Hotspot function analysis (Python/C)	Uses ptrace to sample Python programs and Python & C/C++ hybrid programs, analyzes call stacks, obtains top 20 hotspot functions, and draws flame graphs.

Python/C Profiler

**Table 6** Function description
Function	Description
Hotspot function analysis	Uses ptrace to sample Python programs and Python & C/C++ hybrid programs, analyzes call stacks, obtains top 20 hotspot functions, and draws flame graphs.

Java Profiler

The Java Profiler analyzes and optimizes the performance of Java applications running on Kunpeng servers. The tool identifies hotspot functions, locates performance bottlenecks, and provides tuning suggestions.

**Table 7** Function description
Function	Description
Hotspot analysis	Collects stack information about CPU, CYCLES, LOCK, CACHE_MISSES, and ALLOC events at certain points of time, collects statistics on hotspot methods in the current JVM, and displays the information in a flame graph and an inverted flame graph.

Kunpeng AutoTuner

The Kunpeng AutoTuner tool automatically tunes application parameters to improve application performance metrics in different scenarios.

**Table 8** Function description
Function	Description
Generating a template file	Generates a parameter file based on the application and task parameters users set on the interactive user interface.
Enabling automatic tuning	Automatically tunes performance based on the given parameters and performance test result.
Using the tuning result	Apply the tuning result.

System Methodology Profiler

The tool enables one-click collection of multidimensional performance statistics, covering cache misses, memory access, NUMA, microarchitecture, miss latencies, hotspot functions, CPU usage, NIC bandwidth, I/O, memory usage, softirqs, PCIe, PA2Ring, and Ring2PA. It also supports instruction type analysis. The collected data is time-aligned, and resource usage is visually presented from the service layer down to the chip layer.

System Diagnosis

The System Diagnosis tool analyzes system running metrics of Kunpeng servers to identify abnormalities, such as memory leak and memory overwriting.

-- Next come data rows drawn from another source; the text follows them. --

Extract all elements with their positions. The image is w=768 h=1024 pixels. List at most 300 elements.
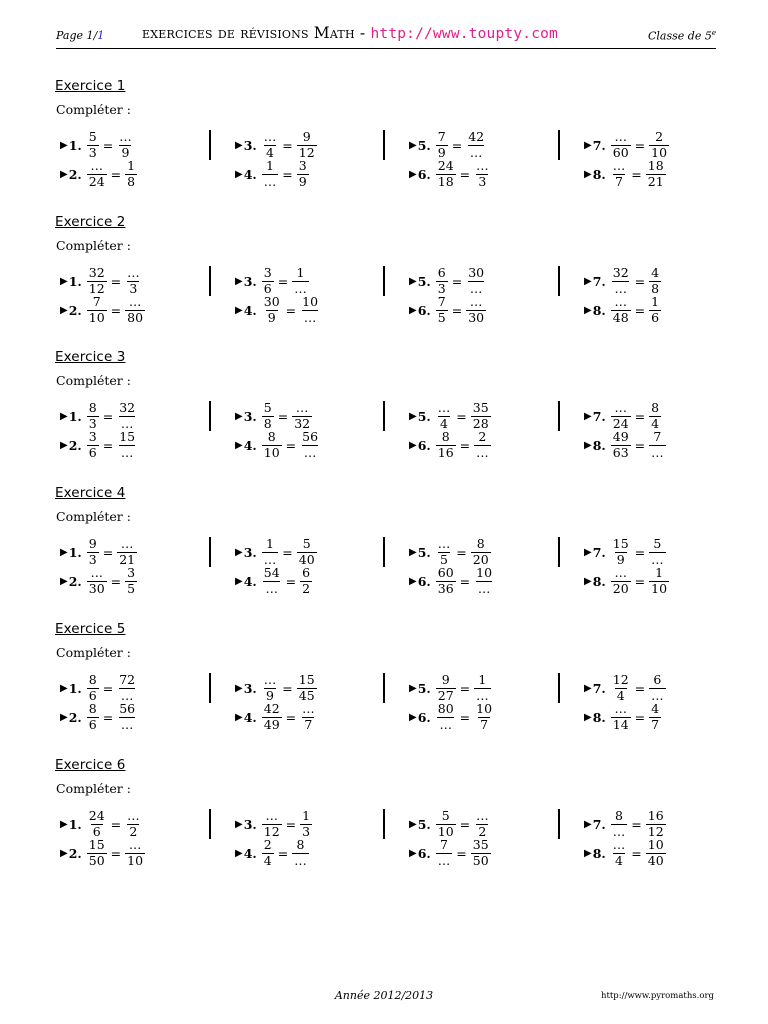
numerator: 5 [263, 400, 272, 415]
denominator: 3 [88, 415, 97, 431]
left-fraction [611, 160, 628, 188]
numerator: … [612, 837, 626, 852]
question-label [235, 274, 257, 289]
question-label [60, 545, 82, 560]
question-item [409, 131, 486, 159]
equals-sign: = [102, 437, 114, 453]
question-number: 8. [592, 573, 606, 589]
denominator: 30 [468, 309, 485, 325]
equals-sign: = [631, 845, 642, 861]
question-number: 1. [68, 680, 82, 696]
question-item [235, 402, 312, 430]
denominator: 21 [647, 173, 664, 189]
triangle-icon: ▶ [235, 546, 243, 558]
header-url-link[interactable]: http://www.toupty.com [370, 26, 558, 42]
left-fraction [436, 160, 456, 188]
numerator: … [476, 158, 489, 173]
right-fraction [117, 131, 134, 159]
title-text: exercices de révisions Math - [142, 24, 371, 42]
left-fraction [262, 567, 282, 595]
left-fraction [262, 431, 282, 459]
numerator: … [295, 400, 309, 415]
triangle-icon: ▶ [409, 711, 417, 723]
question-number: 3. [243, 273, 257, 289]
left-fraction [262, 267, 274, 295]
question-item [60, 839, 145, 867]
question-label [60, 303, 82, 318]
question-number: 1. [68, 816, 82, 832]
left-fraction [611, 131, 631, 159]
triangle-icon: ▶ [60, 139, 68, 151]
denominator: 12 [298, 144, 315, 160]
equals-sign: = [451, 302, 463, 318]
numerator: 7 [437, 129, 446, 144]
exercise-title: Exercice 1 [55, 78, 126, 94]
numerator: … [437, 400, 451, 415]
denominator: 9 [121, 144, 130, 160]
equals-sign: = [459, 573, 471, 589]
question-label [235, 303, 257, 318]
left-fraction [87, 160, 107, 188]
numerator: … [612, 158, 626, 173]
denominator: … [476, 687, 489, 703]
denominator: 9 [437, 144, 446, 160]
question-item [60, 703, 137, 731]
question-number: 6. [417, 166, 431, 182]
right-fraction [117, 402, 137, 430]
question-item [409, 267, 486, 295]
numerator: 3 [127, 565, 136, 580]
denominator: 40 [647, 852, 664, 868]
numerator: … [614, 701, 627, 716]
equals-sign: = [459, 816, 471, 832]
denominator: 63 [612, 444, 629, 460]
question-label [60, 138, 82, 153]
question-item [235, 839, 309, 867]
question-label [409, 846, 431, 861]
equals-sign: = [277, 273, 289, 289]
right-fraction [649, 538, 666, 566]
numerator: 7 [437, 294, 446, 309]
denominator: 3 [478, 173, 487, 189]
right-fraction [471, 538, 491, 566]
right-fraction [117, 703, 137, 731]
numerator: … [469, 294, 483, 309]
numerator: 49 [612, 429, 629, 444]
numerator: … [128, 294, 142, 309]
triangle-icon: ▶ [235, 847, 243, 859]
denominator: 4 [266, 144, 274, 160]
triangle-icon: ▶ [60, 546, 68, 558]
triangle-icon: ▶ [409, 439, 417, 451]
numerator: 9 [441, 672, 450, 687]
question-number: 5. [417, 816, 431, 832]
numerator: 7 [653, 429, 662, 444]
numerator: 35 [472, 837, 489, 852]
question-number: 3. [243, 680, 257, 696]
question-item [409, 160, 491, 188]
denominator: 7 [480, 716, 489, 732]
equals-sign: = [102, 709, 114, 725]
denominator: … [477, 580, 491, 596]
question-number: 1. [68, 544, 82, 560]
triangle-icon: ▶ [584, 711, 592, 723]
denominator: … [294, 280, 307, 296]
numerator: 24 [88, 808, 105, 823]
numerator: … [90, 565, 103, 580]
exercise-instruction: Compléter : [56, 781, 131, 796]
triangle-icon: ▶ [60, 439, 68, 451]
left-fraction [436, 839, 453, 867]
equals-sign: = [456, 845, 467, 861]
left-fraction [262, 839, 274, 867]
column-divider [383, 809, 385, 839]
denominator: 4 [263, 852, 272, 868]
numerator: 1 [296, 265, 305, 280]
denominator: 12 [263, 823, 280, 839]
equals-sign: = [634, 573, 646, 589]
denominator: 9 [267, 309, 276, 325]
triangle-icon: ▶ [409, 546, 417, 558]
denominator: 12 [647, 823, 664, 839]
question-label [60, 438, 82, 453]
question-label [584, 846, 606, 861]
equals-sign: = [277, 408, 289, 424]
question-label [584, 681, 606, 696]
triangle-icon: ▶ [409, 682, 417, 694]
denominator: 40 [298, 551, 315, 567]
question-item [235, 674, 317, 702]
numerator: 72 [119, 672, 136, 687]
equals-sign: = [285, 573, 297, 589]
footer-url[interactable]: http://www.pyromaths.org [601, 991, 714, 1001]
right-fraction [466, 131, 486, 159]
left-fraction [611, 538, 631, 566]
exercise-instruction: Compléter : [56, 373, 131, 388]
question-item [409, 538, 491, 566]
denominator: 10 [651, 580, 668, 596]
question-label [584, 274, 606, 289]
left-fraction [87, 431, 99, 459]
equals-sign: = [110, 273, 122, 289]
numerator: 54 [263, 565, 280, 580]
question-item [60, 402, 137, 430]
left-fraction [611, 296, 631, 324]
numerator: 15 [612, 536, 629, 551]
numerator: 8 [651, 400, 660, 415]
triangle-icon: ▶ [235, 711, 243, 723]
equals-sign: = [451, 273, 463, 289]
exercise-2 [55, 214, 735, 332]
question-item [235, 160, 309, 188]
question-item [235, 131, 317, 159]
triangle-icon: ▶ [584, 439, 592, 451]
column-divider [209, 809, 211, 839]
denominator: 6 [651, 309, 660, 325]
right-fraction [297, 131, 317, 159]
denominator: 5 [440, 551, 448, 567]
question-item [235, 431, 320, 459]
question-label [235, 545, 257, 560]
question-label [584, 303, 606, 318]
question-number: 6. [417, 302, 431, 318]
question-number: 5. [417, 408, 431, 424]
equals-sign: = [277, 845, 289, 861]
question-label [60, 574, 82, 589]
numerator: 32 [88, 265, 105, 280]
question-number: 2. [68, 437, 82, 453]
numerator: 10 [302, 294, 319, 309]
denominator: 50 [88, 852, 105, 868]
denominator: 49 [263, 716, 280, 732]
right-fraction [117, 538, 137, 566]
question-item [60, 160, 137, 188]
numerator: … [614, 294, 627, 309]
denominator: 24 [88, 173, 105, 189]
column-divider [558, 266, 560, 296]
question-number: 3. [243, 816, 257, 832]
denominator: 7 [615, 173, 623, 189]
denominator: 6 [263, 280, 272, 296]
equals-sign: = [631, 166, 642, 182]
question-label [409, 303, 431, 318]
question-number: 2. [68, 845, 82, 861]
question-number: 4. [243, 166, 257, 182]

**Table 9** Function description
Function	Description
Memory usage	Collects performance data about memory allocation and release, and checks whether any allocated memory space has not been released.

Kunpeng Health Inspector

The Kunpeng Health Inspector (KSPECT) is a lightweight and precise tool for collecting static Kunpeng hardware information. It swiftly collects data on server hardware, such as CPUs, memory, network, storage, PCIe, virtual machines (VMs), sensors, software, and module dependencies, and offers performance tuning suggestions based on the collected data.

JVM Jitter Detector

The JVM Jitter Detector tool monitors the code cache and JIT compiler metrics of Java applications, and generates alarms when detecting any abnormal metrics that could cause performance jitter.

Intended Audience

This document is intended for:

Kunpeng developers
Kunpeng software users
Independent software vendor (ISV) developers

Command Format Conventions

Format	Description
Boldface	The keywords (the part that must be kept unchanged) of a command are in boldface.
Italic	Command arguments (replaced by specific values in an actual command) are in italics.
[ ]	Optional items (keywords or arguments) are grouped in square brackets ([]).
{ x \| y \| ... }	Optional items are grouped in braces ({}) and separated by vertical bars (\|). One item must be selected.
[ x \| y \| ... ]	Optional items are grouped in brackets ([]) and separated by vertical bars (\|). One item or no item can be selected.
{ x \| y \| ... }^*	Optional items are grouped in braces ({}) and separated by vertical bars (\|). At least one item must be selected, and at most all items can be selected.
[ x \| y \| ... ]^*	Optional items are grouped in brackets ([]) and separated by vertical bars (\|). Several items or no item can be selected.
&<1-n>	The parameter before the ampersand (&) can be repeated 1 to n times.
#	A line starting with the # sign is a comment.